Sabah-ı şerifiniz mübarek ola başlıktaki bu sözü söyleyen iktidar muhibbi hayâlî komşum.
Hem Türkiye hem Almanya'dan emekli olup orada oturan karı-koca tatile her gelişlerinde, "Almanya eski Almanya değil, bitmiş; Türkiye çok iyi, çok ucuz!" diye övüp, yeyip-içip, gezip, güle-oynaya gidiyorlardı kötüledikleri Almanya'ya. Ne akraba ne komşu ne de hemcinslerinin sıkıntı ve problemleri umurlarında olmayarak.

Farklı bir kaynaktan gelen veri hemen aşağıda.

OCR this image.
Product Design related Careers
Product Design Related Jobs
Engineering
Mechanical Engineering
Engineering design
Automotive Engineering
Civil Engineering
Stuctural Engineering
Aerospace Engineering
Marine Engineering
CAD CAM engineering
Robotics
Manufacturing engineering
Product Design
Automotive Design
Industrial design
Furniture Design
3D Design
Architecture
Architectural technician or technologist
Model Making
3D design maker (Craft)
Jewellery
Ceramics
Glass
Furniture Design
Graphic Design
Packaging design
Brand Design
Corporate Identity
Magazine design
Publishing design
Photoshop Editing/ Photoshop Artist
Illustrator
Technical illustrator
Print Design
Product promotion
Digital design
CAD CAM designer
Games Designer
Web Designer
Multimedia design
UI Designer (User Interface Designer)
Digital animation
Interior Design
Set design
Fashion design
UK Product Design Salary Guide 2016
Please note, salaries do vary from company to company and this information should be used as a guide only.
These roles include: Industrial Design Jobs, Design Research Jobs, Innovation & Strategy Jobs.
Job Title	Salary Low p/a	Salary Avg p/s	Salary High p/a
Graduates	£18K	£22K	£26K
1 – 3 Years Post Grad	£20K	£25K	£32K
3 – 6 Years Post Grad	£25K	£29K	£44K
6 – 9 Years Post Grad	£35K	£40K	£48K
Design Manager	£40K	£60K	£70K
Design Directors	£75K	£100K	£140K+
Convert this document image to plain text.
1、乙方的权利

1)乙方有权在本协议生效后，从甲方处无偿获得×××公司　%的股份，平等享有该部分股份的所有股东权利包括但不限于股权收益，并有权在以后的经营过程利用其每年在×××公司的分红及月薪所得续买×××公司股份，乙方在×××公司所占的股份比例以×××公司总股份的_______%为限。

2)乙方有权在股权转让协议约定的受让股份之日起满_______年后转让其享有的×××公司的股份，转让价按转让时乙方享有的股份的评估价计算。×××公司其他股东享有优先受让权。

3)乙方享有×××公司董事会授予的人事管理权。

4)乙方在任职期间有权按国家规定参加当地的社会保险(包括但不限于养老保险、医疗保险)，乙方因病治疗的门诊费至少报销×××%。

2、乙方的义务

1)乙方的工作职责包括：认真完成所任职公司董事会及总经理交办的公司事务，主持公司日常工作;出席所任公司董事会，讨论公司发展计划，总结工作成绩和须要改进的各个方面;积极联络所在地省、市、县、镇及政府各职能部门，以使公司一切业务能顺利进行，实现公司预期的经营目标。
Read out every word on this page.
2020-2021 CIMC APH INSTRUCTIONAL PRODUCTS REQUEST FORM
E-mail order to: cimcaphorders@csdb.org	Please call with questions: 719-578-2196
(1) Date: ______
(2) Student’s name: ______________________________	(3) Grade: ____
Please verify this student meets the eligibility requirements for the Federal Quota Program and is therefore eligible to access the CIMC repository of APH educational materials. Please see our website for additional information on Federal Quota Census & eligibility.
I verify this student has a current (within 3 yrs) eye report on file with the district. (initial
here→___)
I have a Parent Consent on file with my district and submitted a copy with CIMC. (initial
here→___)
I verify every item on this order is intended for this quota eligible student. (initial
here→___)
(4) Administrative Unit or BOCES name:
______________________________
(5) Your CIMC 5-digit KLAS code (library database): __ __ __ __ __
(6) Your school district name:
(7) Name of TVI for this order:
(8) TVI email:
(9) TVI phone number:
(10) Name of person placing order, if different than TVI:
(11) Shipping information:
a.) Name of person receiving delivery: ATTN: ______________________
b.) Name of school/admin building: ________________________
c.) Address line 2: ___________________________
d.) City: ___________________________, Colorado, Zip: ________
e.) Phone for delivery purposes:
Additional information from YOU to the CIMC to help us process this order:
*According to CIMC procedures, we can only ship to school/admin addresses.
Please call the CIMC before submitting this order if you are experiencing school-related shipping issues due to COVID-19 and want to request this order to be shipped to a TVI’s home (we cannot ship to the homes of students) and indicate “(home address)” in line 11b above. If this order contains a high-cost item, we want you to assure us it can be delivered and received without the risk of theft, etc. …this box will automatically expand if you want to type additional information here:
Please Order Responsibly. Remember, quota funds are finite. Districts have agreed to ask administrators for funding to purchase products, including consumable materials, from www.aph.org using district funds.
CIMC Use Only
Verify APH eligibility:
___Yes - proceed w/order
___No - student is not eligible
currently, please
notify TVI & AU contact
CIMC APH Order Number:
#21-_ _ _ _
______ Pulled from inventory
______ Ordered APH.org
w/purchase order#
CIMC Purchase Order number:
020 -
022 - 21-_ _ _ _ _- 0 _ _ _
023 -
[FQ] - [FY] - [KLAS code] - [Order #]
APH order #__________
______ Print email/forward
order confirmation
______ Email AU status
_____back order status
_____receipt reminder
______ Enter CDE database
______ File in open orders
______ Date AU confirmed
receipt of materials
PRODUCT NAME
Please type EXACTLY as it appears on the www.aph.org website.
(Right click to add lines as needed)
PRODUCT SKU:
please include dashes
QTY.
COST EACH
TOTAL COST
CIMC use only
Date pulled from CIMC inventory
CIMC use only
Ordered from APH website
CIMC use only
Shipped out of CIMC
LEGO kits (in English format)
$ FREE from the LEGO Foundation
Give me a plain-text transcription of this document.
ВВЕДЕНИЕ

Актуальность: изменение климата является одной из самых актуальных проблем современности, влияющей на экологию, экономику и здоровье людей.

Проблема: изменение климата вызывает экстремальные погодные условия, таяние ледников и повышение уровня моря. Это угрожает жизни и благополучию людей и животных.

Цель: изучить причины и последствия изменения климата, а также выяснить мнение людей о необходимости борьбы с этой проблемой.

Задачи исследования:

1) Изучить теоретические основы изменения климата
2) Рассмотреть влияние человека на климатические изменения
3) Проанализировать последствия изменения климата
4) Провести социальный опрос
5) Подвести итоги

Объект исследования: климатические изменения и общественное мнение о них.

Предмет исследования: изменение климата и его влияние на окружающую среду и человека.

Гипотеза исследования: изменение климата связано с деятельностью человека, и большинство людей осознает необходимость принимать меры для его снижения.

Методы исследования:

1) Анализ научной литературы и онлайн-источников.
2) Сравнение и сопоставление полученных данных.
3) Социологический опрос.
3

Bu sene yalnızca hanımefendi başka bir şehirdeki akrabasının yanına gelmiş. Biraz uzunca kalmış ve sık sık pazara, alış-veriş mağazalarına, hastaneye gitmiş; görmüş ki, her şey ateş pahası. Akrabaları borç batağında. Çocukları işsiz... Dönünce, "Bu sene gelemeyeceğiz, aidat ve sair masrafları bildirin; gönderelim." diye telefon ettiler. "Hayrola" demeden, "Türkiye yangın yeri! Bu kadar pahalılık olur mu İnsanlar aç, perişan!"
Türkiye yangın içinde yangını yaşıyor. Bolu'daki facia sonrası yanan otelin hemen karşısındaki kayak pistinde başka bir otelde kalan tatilciler kayak yapmaya devam etmiş. Diğer otellerin müşterilerine rezervasyon iptal hakkı tanımamış. Onca insanın can verdiği yerde kayak yapmaya nasıl devam edilir Demek yanan sadece otel, ev, maddî yapılar değil. Güzel hasletlerimiz, örf ve geleneklerimiz, dayanışma, yardımlaşma ruhumuz, utanma, diğergâmlık (empati), sevinç, hüzün ve kederleri paylaşma gibi 'ortak' değerlerimiz de yanıyor! Hem de -sözüm ona- dindarlar iktidarında cayır cayır!..
Müslüman Türk milletinin güzel millî hasletlerinden başında, doğruluk, adalet, merhamet, hürmet, hürriyet, cesaret, nezaket, sevgi, vefakârlık, fedakârlık, alçakgönüllülük, sorumluluk, iyilik, yardım etmek, dayanışma, diğergamlık (empati) misafirperverlik, helâl-haramlara dikkat, dürüstlük gelirdi... Bunlar da cayır cayır yanıyor!